От ближнего дома донеслись голоса, он увидел мужчину и женщину, и так определил, что это дачники; Ольга говорила, что городские живут в деревне все лето — три семьи. Одна — москвичи, еще из Воскресенска, и третья, вроде бы, из Твери.
Соломатину не хотелось попадать кому-либо на глаза, кроме Ольги, и он пошел не прямо в деревню, а вдоль русла ручья, и тут заросшего таволгой.

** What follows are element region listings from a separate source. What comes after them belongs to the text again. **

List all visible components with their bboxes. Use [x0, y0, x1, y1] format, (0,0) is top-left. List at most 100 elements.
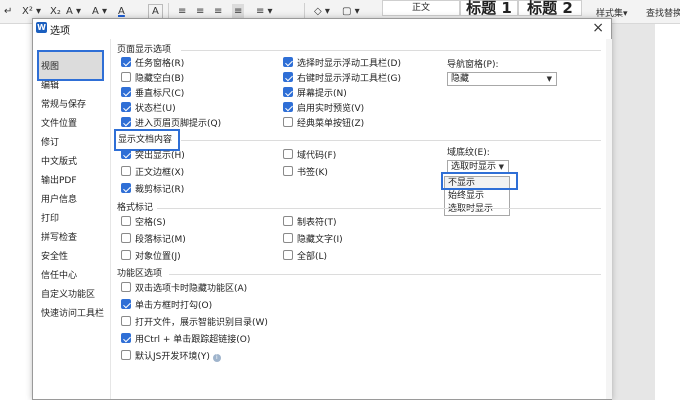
- nav-item-customize-ribbon[interactable]: 自定义功能区: [41, 286, 95, 304]
- checkbox-icon[interactable]: [121, 166, 131, 176]
- checkbox-checked-icon[interactable]: [283, 87, 293, 97]
- option-label: 任务窗格(R): [135, 59, 185, 69]
- option-bookmarks[interactable]: 书签(K): [283, 166, 328, 180]
- dialog-titlebar[interactable]: W 选项 ×: [33, 19, 611, 39]
- checkbox-icon[interactable]: [283, 149, 293, 159]
- nav-item-general-save[interactable]: 常规与保存: [41, 96, 86, 114]
- checkbox-checked-icon[interactable]: [121, 183, 131, 193]
- checkbox-icon[interactable]: [121, 216, 131, 226]
- checkbox-icon[interactable]: [121, 250, 131, 260]
- option-highlight[interactable]: 突出显示(H): [121, 149, 185, 163]
- option-label: 裁剪标记(R): [135, 185, 185, 195]
- checkbox-checked-icon[interactable]: [283, 57, 293, 67]
- nav-item-revision[interactable]: 修订: [41, 134, 59, 152]
- checkbox-checked-icon[interactable]: [283, 102, 293, 112]
- option-all-marks[interactable]: 全部(L): [283, 250, 327, 264]
- option-label: 空格(S): [135, 218, 166, 228]
- option-label: 段落标记(M): [135, 235, 186, 245]
- checkbox-icon[interactable]: [283, 117, 293, 127]
- option-label: 双击选项卡时隐藏功能区(A): [135, 284, 248, 294]
- option-default-js-env[interactable]: 默认JS开发环境(Y) i: [121, 350, 221, 364]
- nav-item-file-location[interactable]: 文件位置: [41, 115, 77, 133]
- option-field-codes[interactable]: 域代码(F): [283, 149, 336, 163]
- checkbox-icon[interactable]: [283, 166, 293, 176]
- checkbox-checked-icon[interactable]: [121, 87, 131, 97]
- option-click-box-check[interactable]: 单击方框时打勾(O): [121, 299, 212, 313]
- option-smart-toc[interactable]: 打开文件，展示智能识别目录(W): [121, 316, 268, 330]
- style-normal[interactable]: 正文: [382, 0, 460, 16]
- nav-item-spell-check[interactable]: 拼写检查: [41, 229, 77, 247]
- format-icon[interactable]: ↵: [4, 4, 12, 20]
- option-label: 域代码(F): [297, 151, 337, 161]
- option-label: 进入页眉页脚提示(Q): [135, 119, 222, 129]
- checkbox-icon[interactable]: [283, 250, 293, 260]
- nav-item-quick-access[interactable]: 快速访问工具栏: [41, 305, 104, 323]
- dialog-scrollbar[interactable]: [606, 39, 612, 399]
- find-replace-button[interactable]: 查找替换: [646, 6, 680, 22]
- chevron-down-icon: ▼: [546, 75, 552, 83]
- checkbox-icon[interactable]: [121, 72, 131, 82]
- option-label: 打开文件，展示智能识别目录(W): [135, 318, 268, 328]
- checkbox-icon[interactable]: [121, 282, 131, 292]
- option-label: 全部(L): [297, 252, 328, 262]
- option-live-preview[interactable]: 启用实时预览(V): [283, 102, 364, 116]
- option-hidden-text[interactable]: 隐藏文字(I): [283, 233, 343, 247]
- checkbox-checked-icon[interactable]: [121, 117, 131, 127]
- checkbox-checked-icon[interactable]: [121, 57, 131, 67]
- checkbox-icon[interactable]: [283, 216, 293, 226]
- style-heading-1[interactable]: 标题 1: [460, 0, 518, 16]
- select-value: 隐藏: [451, 74, 470, 84]
- option-label: 单击方框时打勾(O): [135, 301, 213, 311]
- wps-logo-icon: W: [36, 22, 47, 33]
- option-object-anchors[interactable]: 对象位置(J): [121, 250, 181, 264]
- checkbox-icon[interactable]: [121, 350, 131, 360]
- dropdown-option-always[interactable]: 始终显示: [445, 190, 509, 203]
- nav-item-print[interactable]: 打印: [41, 210, 59, 228]
- option-classic-menu[interactable]: 经典菜单按钮(Z): [283, 117, 364, 131]
- option-vertical-ruler[interactable]: 垂直标尺(C): [121, 87, 184, 101]
- nav-item-user-info[interactable]: 用户信息: [41, 191, 77, 209]
- checkbox-icon[interactable]: [283, 233, 293, 243]
- option-text-boundaries[interactable]: 正文边框(X): [121, 166, 184, 180]
- checkbox-icon[interactable]: [121, 316, 131, 326]
- checkbox-checked-icon[interactable]: [121, 102, 131, 112]
- option-label: 右键时显示浮动工具栏(G): [297, 74, 401, 84]
- group-divider: [181, 140, 601, 141]
- checkbox-checked-icon[interactable]: [121, 149, 131, 159]
- option-label: 选择时显示浮动工具栏(D): [297, 59, 401, 69]
- option-paragraph-marks[interactable]: 段落标记(M): [121, 233, 186, 247]
- nav-pane-select[interactable]: 隐藏 ▼: [447, 72, 557, 86]
- option-spaces[interactable]: 空格(S): [121, 216, 166, 230]
- nav-highlight-frame: [37, 50, 104, 81]
- option-status-bar[interactable]: 状态栏(U): [121, 102, 176, 116]
- checkbox-checked-icon[interactable]: [121, 299, 131, 309]
- info-icon[interactable]: i: [212, 354, 221, 362]
- option-label: 经典菜单按钮(Z): [297, 119, 365, 129]
- option-crop-marks[interactable]: 裁剪标记(R): [121, 183, 184, 197]
- option-float-toolbar-select[interactable]: 选择时显示浮动工具栏(D): [283, 57, 401, 71]
- nav-item-security[interactable]: 安全性: [41, 248, 68, 266]
- option-screen-tips[interactable]: 屏幕提示(N): [283, 87, 347, 101]
- style-heading-2[interactable]: 标题 2: [518, 0, 582, 16]
- checkbox-checked-icon[interactable]: [121, 333, 131, 343]
- close-icon[interactable]: ×: [592, 20, 604, 36]
- field-shading-label: 域底纹(E):: [447, 148, 490, 158]
- option-label: 突出显示(H): [135, 151, 185, 161]
- checkbox-checked-icon[interactable]: [283, 72, 293, 82]
- option-float-toolbar-rightclick[interactable]: 右键时显示浮动工具栏(G): [283, 72, 401, 86]
- options-nav: 视图 编辑 常规与保存 文件位置 修订 中文版式 输出PDF 用户信息 打印 拼…: [33, 39, 111, 399]
- nav-item-trust-center[interactable]: 信任中心: [41, 267, 77, 285]
- nav-item-export-pdf[interactable]: 输出PDF: [41, 172, 77, 190]
- checkbox-icon[interactable]: [121, 233, 131, 243]
- option-hide-blank[interactable]: 隐藏空白(B): [121, 72, 184, 86]
- option-task-pane[interactable]: 任务窗格(R): [121, 57, 184, 71]
- option-label: 书签(K): [297, 168, 328, 178]
- option-ctrl-click-link[interactable]: 用Ctrl + 单击跟踪超链接(O): [121, 333, 250, 347]
- option-label: 正文边框(X): [135, 168, 185, 178]
- option-tab-chars[interactable]: 制表符(T): [283, 216, 337, 230]
- group-divider: [181, 50, 601, 51]
- option-dblclick-hide-ribbon[interactable]: 双击选项卡时隐藏功能区(A): [121, 282, 247, 296]
- dropdown-option-on-select[interactable]: 选取时显示: [445, 203, 509, 216]
- group-title-format-marks: 格式标记: [117, 203, 154, 213]
- nav-item-chinese-layout[interactable]: 中文版式: [41, 153, 77, 171]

Он вышел к старому пруду, почти сплошь покрытому стрелолистом и зелеными клубочками тины, — о нем зимой говорила Ольга, что в нем тьма-тьмущая карасей. Это было истинно лягушиное царство; одна из лягушек спокойно смотрела на подошедшего к берегу Соломатина из воды, и вид у нее был умудренный.
На берегу пруда за кривой ствол ветлы был привязан на длинной веревке черный теленок с белым пятном, съехавшим со лба на глаз и ниже.
— Фёдор! — сказал ему Флавий Михайлович. — Здорово, приятель! Как ты вырос-то! Ну, я не ожидал.
Фёдор смотрел на него, недоумевая, и вдруг кинулся в сторону, пока не натянулась веревка.
— Ты что, не узнал меня? — укорил его Флавий Михайлович. — Нехорошо, брат, не по-дружески. Я ли тебя не поил, я ли тебе баночку не подставлял. Коротка же у тебя память! Неблагодарность — худший из пороков, запомни это.
Он подошел-таки к теленку, погладил — шерсть у него была на удивление шелковиста и тепла. Теленок боднул его — Соломатин покачнулся.
— Не фамильярничай, — сказал Флавий Михайлович. — Как-никак я кандидат наук, а ты кто такой?
Вдруг совсем рядом с пруда поднялась серая цапля и полетела низко, задевая за кусты опущенными длинными ногами.
Боковым зрением Флавий Михайлович заметил движение, обернувшись, увидел женщину, спускавшуюся к пруду с тазом белья: Ольга шла, тяжеловато переваливаясь с ноги на ногу. Живот ее был так велик.
«Да что ж она, четверых решила родить!» — весело подумал Соломатин.
Она не видела его, и он окликать ее не стал, а сел на бережку, в ожидании, когда она посмотрит в его сторону. Вот спустилась к мосточкам, которых он сначала не заметил, поставила таз с бельем, выпрямилась, потуже подвязала платок, осторожно спустилась на одно колено, взяла из таза жгут белья, стала полоскать. Волны полукружьями расходились по пруду, колыхая водоросли и осоку. С противоположной стороны пруда обеспокоенно проквакали лягушки.